I don't have any goals. The usual "I will finish school, get a job and live a life" is fading away slowly. I don't want to do this anymore. First year I tried to be as open as I could. I am an introvert person by nature, but I tried to be as much extrovert as I could. I went to parties, went to pubs, just tried to communicate with people, tried to get some friends. It backfired horribly. I have my roommates, most of them are really egoists and think they're better than anyone else. I got a closer friend, but he's really not good at manners and he's trying to abuse my kindness every chance he gets. I don't let him, but it's really f*cked up, that he's a good person to talk to, but he can be a pain in the ass.

 

I didn't get any real friends at uni even though I was trying really hard. All my so called friends (and roommates) are my classmates. I'm starting to hate the major I chose and myself for choosing it. For being naive that uni will change things, that when I try hard I will be able to change things. But nothing really worked out as I thought and hoped it would.

 

I'm not saying I want to be as famous as Viktor was... or famous at all. All I wanted is people who like me as I am and don't try to ruin my day. The other thing is that I'm really bad at knowing/seeing sarcasm. And I never know if the insults I get daily from my roomates are really insults or I should take them as a joke. People shat on me for quite some time, so I don't even know anymore if they're really doing it on purpose or just...

 

Why do people have to show me that they're above me? Why can't we be on the same goddamn level and just live together? Why does there have to be these insults every day? And no matter if you're doing good or not, they'll find something to make you feel bad about yourself. To feel bad about that you exist in the first place.

 

Lately I have these kind of "feelings". Sort of like the "butterflies" in your stomach, but quite the opposite in feeling. Not a good feeling, but a bad feeling. It comes when poeple strat to on me. Or when something bad happens to me. Nowadays it's enough when I see others being happy around me, when I hear people laughing and having a good time outside my block (dorm). And it's all there. My stomach is upside down. And I just want to hide and cry like a little baby...

 

So far I've been holding up good. I'm trying to hide my true feelings, because nobody gives a flying about it, and some of them are the ones causing it, so... But I don't know how much I can hold it. I have this terrible fear from time to time, that I will wake up one day to that I am 30 years old, alone, and nobody wants me because of the lack of experience (talking about girls).

 

Also people around me for some reason like to talk to me like I'd be below them especially because of this - the fact that I never had a girl despite me being 21 years old.

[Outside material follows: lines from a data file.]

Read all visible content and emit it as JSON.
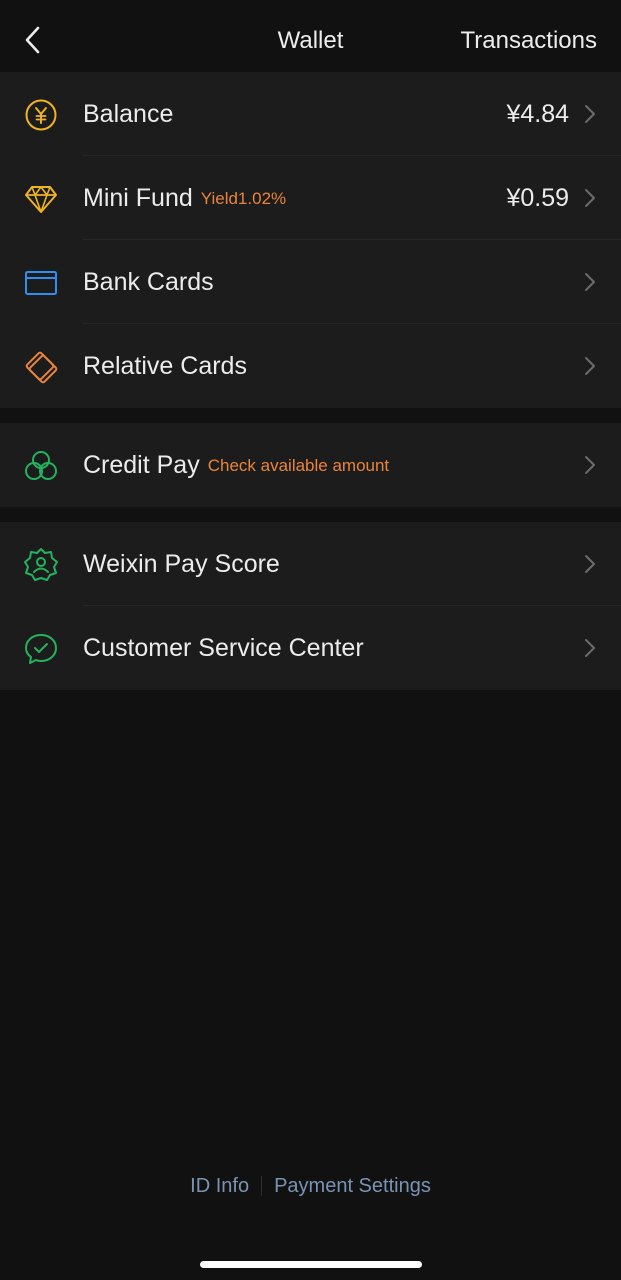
{
  "header": {
    "title": "Wallet",
    "action": "Transactions"
  },
  "colors": {
    "background": "#111111",
    "group_background": "#1c1c1c",
    "accent_orange": "#e8843b",
    "gold": "#f0b323",
    "blue": "#2f8ff0",
    "green": "#22b35e",
    "link": "#7b93b2"
  },
  "group1": {
    "balance": {
      "label": "Balance",
      "value": "¥4.84",
      "icon": "yuan-coin-icon"
    },
    "mini_fund": {
      "label": "Mini Fund",
      "sub": "Yield1.02%",
      "value": "¥0.59",
      "icon": "diamond-icon"
    },
    "bank_cards": {
      "label": "Bank Cards",
      "icon": "bank-card-icon"
    },
    "relative_cards": {
      "label": "Relative Cards",
      "icon": "relative-card-icon"
    }
  },
  "group2": {
    "credit_pay": {
      "label": "Credit Pay",
      "sub": "Check available amount",
      "icon": "credit-pay-icon"
    }
  },
  "group3": {
    "pay_score": {
      "label": "Weixin Pay Score",
      "icon": "pay-score-badge-icon"
    },
    "customer_service": {
      "label": "Customer Service Center",
      "icon": "customer-service-icon"
    }
  },
  "footer": {
    "id_info": "ID Info",
    "payment_settings": "Payment Settings"
  }
}
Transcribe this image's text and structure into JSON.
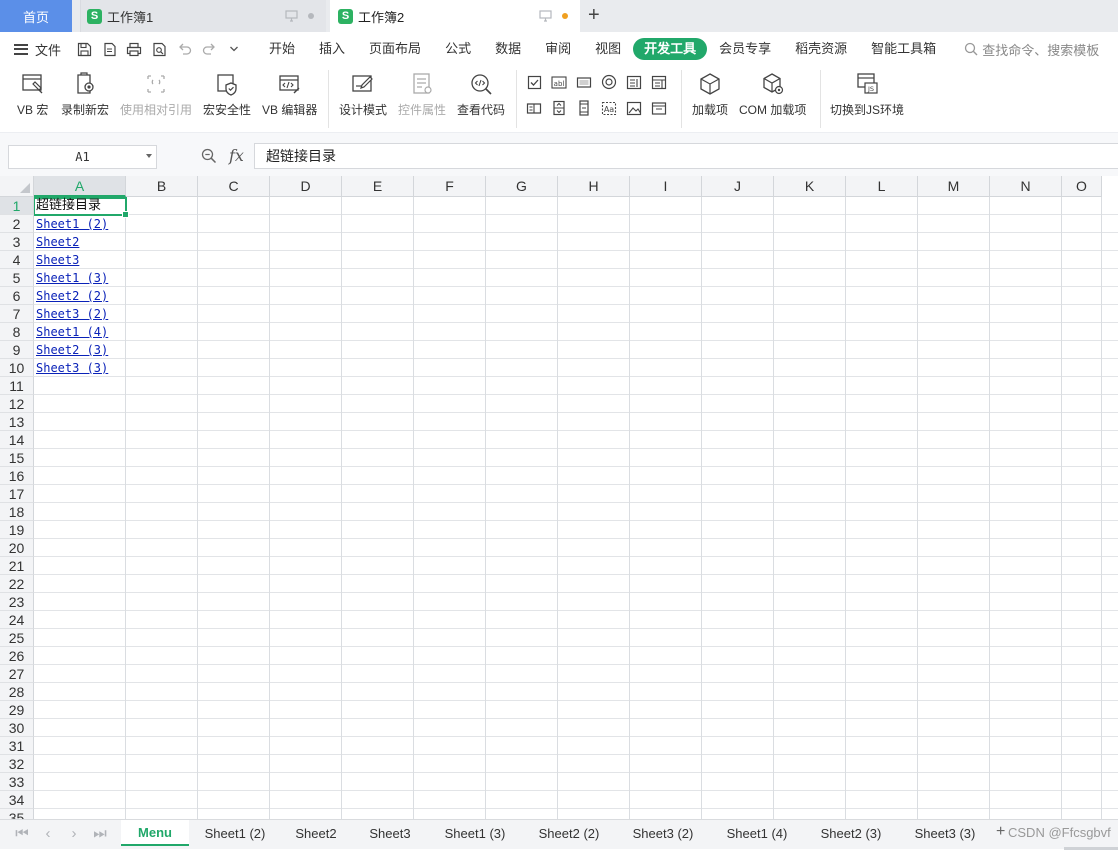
{
  "tabs": {
    "home": "首页",
    "docs": [
      {
        "title": "工作簿1",
        "logo": "S",
        "dirty": false
      },
      {
        "title": "工作簿2",
        "logo": "S",
        "dirty": true
      }
    ],
    "new_tab_symbol": "+"
  },
  "menu": {
    "file_label": "文件",
    "items": [
      "开始",
      "插入",
      "页面布局",
      "公式",
      "数据",
      "审阅",
      "视图",
      "开发工具",
      "会员专享",
      "稻壳资源",
      "智能工具箱"
    ],
    "active_item": "开发工具",
    "search_placeholder": "查找命令、搜索模板"
  },
  "ribbon": {
    "vb_macro": "VB 宏",
    "record_macro": "录制新宏",
    "relative_ref": "使用相对引用",
    "macro_security": "宏安全性",
    "vb_editor": "VB 编辑器",
    "design_mode": "设计模式",
    "control_props": "控件属性",
    "view_code": "查看代码",
    "addins": "加载项",
    "com_addins": "COM 加载项",
    "switch_js": "切换到JS环境"
  },
  "formula_bar": {
    "name_box": "A1",
    "fx_label": "fx",
    "formula": "超链接目录"
  },
  "grid": {
    "columns": [
      "A",
      "B",
      "C",
      "D",
      "E",
      "F",
      "G",
      "H",
      "I",
      "J",
      "K",
      "L",
      "M",
      "N",
      "O"
    ],
    "selected_column": "A",
    "rows": [
      1,
      2,
      3,
      4,
      5,
      6,
      7,
      8,
      9,
      10,
      11,
      12,
      13,
      14,
      15,
      16,
      17,
      18,
      19,
      20,
      21,
      22,
      23,
      24,
      25,
      26,
      27,
      28,
      29,
      30,
      31,
      32,
      33,
      34,
      35
    ],
    "selected_row": 1,
    "cells_a": [
      {
        "row": 1,
        "text": "超链接目录",
        "link": false
      },
      {
        "row": 2,
        "text": "Sheet1 (2)",
        "link": true
      },
      {
        "row": 3,
        "text": "Sheet2",
        "link": true
      },
      {
        "row": 4,
        "text": "Sheet3",
        "link": true
      },
      {
        "row": 5,
        "text": "Sheet1 (3)",
        "link": true
      },
      {
        "row": 6,
        "text": "Sheet2 (2)",
        "link": true
      },
      {
        "row": 7,
        "text": "Sheet3 (2)",
        "link": true
      },
      {
        "row": 8,
        "text": "Sheet1 (4)",
        "link": true
      },
      {
        "row": 9,
        "text": "Sheet2 (3)",
        "link": true
      },
      {
        "row": 10,
        "text": "Sheet3 (3)",
        "link": true
      }
    ]
  },
  "sheets": {
    "tabs": [
      "Menu",
      "Sheet1 (2)",
      "Sheet2",
      "Sheet3",
      "Sheet1 (3)",
      "Sheet2 (2)",
      "Sheet3 (2)",
      "Sheet1 (4)",
      "Sheet2 (3)",
      "Sheet3 (3)"
    ],
    "active": "Menu",
    "add_symbol": "+",
    "watermark": "CSDN @Ffcsgbvf"
  },
  "colors": {
    "accent": "#21a86a",
    "home_tab": "#5b8fe8",
    "link": "#0a22b8",
    "dirty_dot": "#f0a020"
  }
}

The typical situation would be: they start talking about relationship stuff, sex and whatnot... and then they look at me and say "Oh you don't know about this HAHAHA".

 

Sometimes I was really thinking about leaving all of this behind - suicide. But I still have two people in my life - my mother and my grandmother. Though sometimes when I'm down I'm like "Hell... the moment they go away (which is unfortunately inevitable), I'm going after them. I don't want to stay in this hole."

 

 

Now to sum this up, you know the full story basically. Or the parts which are really important. I'm sorry again for the really damn long text, but I just wanted to let it all out as they say...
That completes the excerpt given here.